À partir de là, je repartis vers le sud à travers la Finlande, un pays dont le Nord est totalement plat, immense et inhabité, peuplé d’innombrables rennes. La première fois que j’en aperçus un, je ressentis une émotion indescriptible. Mais au fur et à mesure que la circulation gagnait en densité, leur nombre commença à diminuer.

La Finlande ne possède pas la splendeur géologique de la Suède et de la Norvège, mais Helsinki est une ville charmante. Force est de constater que plus la circulation s’intensifie, moins les gens sont amicaux. C’est un peu comme si le nord de la Scandinavie était le monde tel qu’il devrait être.
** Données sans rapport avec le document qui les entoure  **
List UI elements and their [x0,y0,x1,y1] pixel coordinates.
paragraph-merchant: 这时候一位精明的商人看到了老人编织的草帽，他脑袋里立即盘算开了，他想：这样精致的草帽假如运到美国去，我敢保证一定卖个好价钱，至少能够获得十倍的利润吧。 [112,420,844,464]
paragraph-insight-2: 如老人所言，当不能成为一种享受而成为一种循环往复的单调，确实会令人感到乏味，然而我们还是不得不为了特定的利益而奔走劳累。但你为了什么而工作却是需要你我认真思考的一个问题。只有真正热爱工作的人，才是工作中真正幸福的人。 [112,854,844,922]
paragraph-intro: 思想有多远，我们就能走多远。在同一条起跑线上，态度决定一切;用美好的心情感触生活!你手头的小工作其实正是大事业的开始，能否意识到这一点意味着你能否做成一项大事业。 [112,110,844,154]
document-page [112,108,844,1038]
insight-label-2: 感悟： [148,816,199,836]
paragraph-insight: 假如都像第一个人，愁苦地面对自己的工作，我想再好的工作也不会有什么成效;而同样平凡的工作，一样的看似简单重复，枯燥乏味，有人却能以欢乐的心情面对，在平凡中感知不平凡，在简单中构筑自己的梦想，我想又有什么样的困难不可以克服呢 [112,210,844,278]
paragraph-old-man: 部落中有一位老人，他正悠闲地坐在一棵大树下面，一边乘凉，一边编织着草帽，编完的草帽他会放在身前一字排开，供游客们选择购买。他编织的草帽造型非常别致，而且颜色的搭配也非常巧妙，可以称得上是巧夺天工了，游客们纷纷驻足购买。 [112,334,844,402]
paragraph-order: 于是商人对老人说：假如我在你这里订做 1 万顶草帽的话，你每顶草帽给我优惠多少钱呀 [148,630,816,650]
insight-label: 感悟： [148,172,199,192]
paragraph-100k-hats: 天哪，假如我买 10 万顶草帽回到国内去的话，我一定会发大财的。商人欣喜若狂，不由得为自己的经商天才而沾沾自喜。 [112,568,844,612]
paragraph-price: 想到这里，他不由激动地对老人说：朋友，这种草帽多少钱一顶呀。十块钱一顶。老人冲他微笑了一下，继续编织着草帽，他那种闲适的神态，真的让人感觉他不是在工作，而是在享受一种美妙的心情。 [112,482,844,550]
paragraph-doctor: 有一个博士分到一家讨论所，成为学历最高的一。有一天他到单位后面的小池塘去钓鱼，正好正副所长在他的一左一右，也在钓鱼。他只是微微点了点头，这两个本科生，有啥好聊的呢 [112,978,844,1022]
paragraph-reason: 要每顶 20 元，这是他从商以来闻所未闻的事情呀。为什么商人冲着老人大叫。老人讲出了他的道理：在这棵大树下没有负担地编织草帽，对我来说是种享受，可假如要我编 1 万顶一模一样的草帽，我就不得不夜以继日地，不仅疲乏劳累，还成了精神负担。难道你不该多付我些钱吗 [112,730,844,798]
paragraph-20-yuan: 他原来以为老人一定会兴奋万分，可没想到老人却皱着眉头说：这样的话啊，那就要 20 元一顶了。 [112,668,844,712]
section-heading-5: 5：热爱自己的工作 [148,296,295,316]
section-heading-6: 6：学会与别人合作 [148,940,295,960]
Il ne faut naturellement pas généraliser, mais selon mes observations, plus je me suis aventuré au nord, plus les gens étaient accueillants. J’imagine que c’est parce que les habitants sont ravis de voir quelqu’un qui découvre leur terre natale de la manière la plus authentique possible : sur une moto.

J’avais prévu de visiter la Russie, mais hélas cela ne fut pas possible car je ne parvins pas à obtenir de visa, pour des raisons qui m’échappent encore à ce jour. Même pour le fonctionnaire que je rencontrai au bureau russe des visas, cela ne semblait pas très logique.

Il semblerait que pour diverses raisons, je ne m’inscrivais dans aucune catégorie bien définie : ni visa touriste, ni visa de transit. Si je décide de me rendre en Russie dans l’avenir, j’aurai recours aux services d’une société de visa, bien que cela soit plus coûteux.

Il me reste donc un peu de temps pour parcourir les anciens états baltes d’Estonie, de Lettonie et de Lituanie avant de rentrer à la maison en passant par la Pologne, l’Allemagne, la Hollande, la Belgique et la France. Des paysages splendides, mais un parcours beaucoup plus rapide au milieu d’une circulation beaucoup plus dense, comme si je revenais dans un monde un brin plus cynique.

Il y eut quelques moments mémorables, notamment quand je me perdis dans les rues de Riga, la capitale lettone, mais c’est bel et bien l’étape scandinave qui m’a le plus profondément marqué.

Mon aventure n’a duré que deux semaines, mais j’en garde des souvenirs qui ne me quitteront jamais.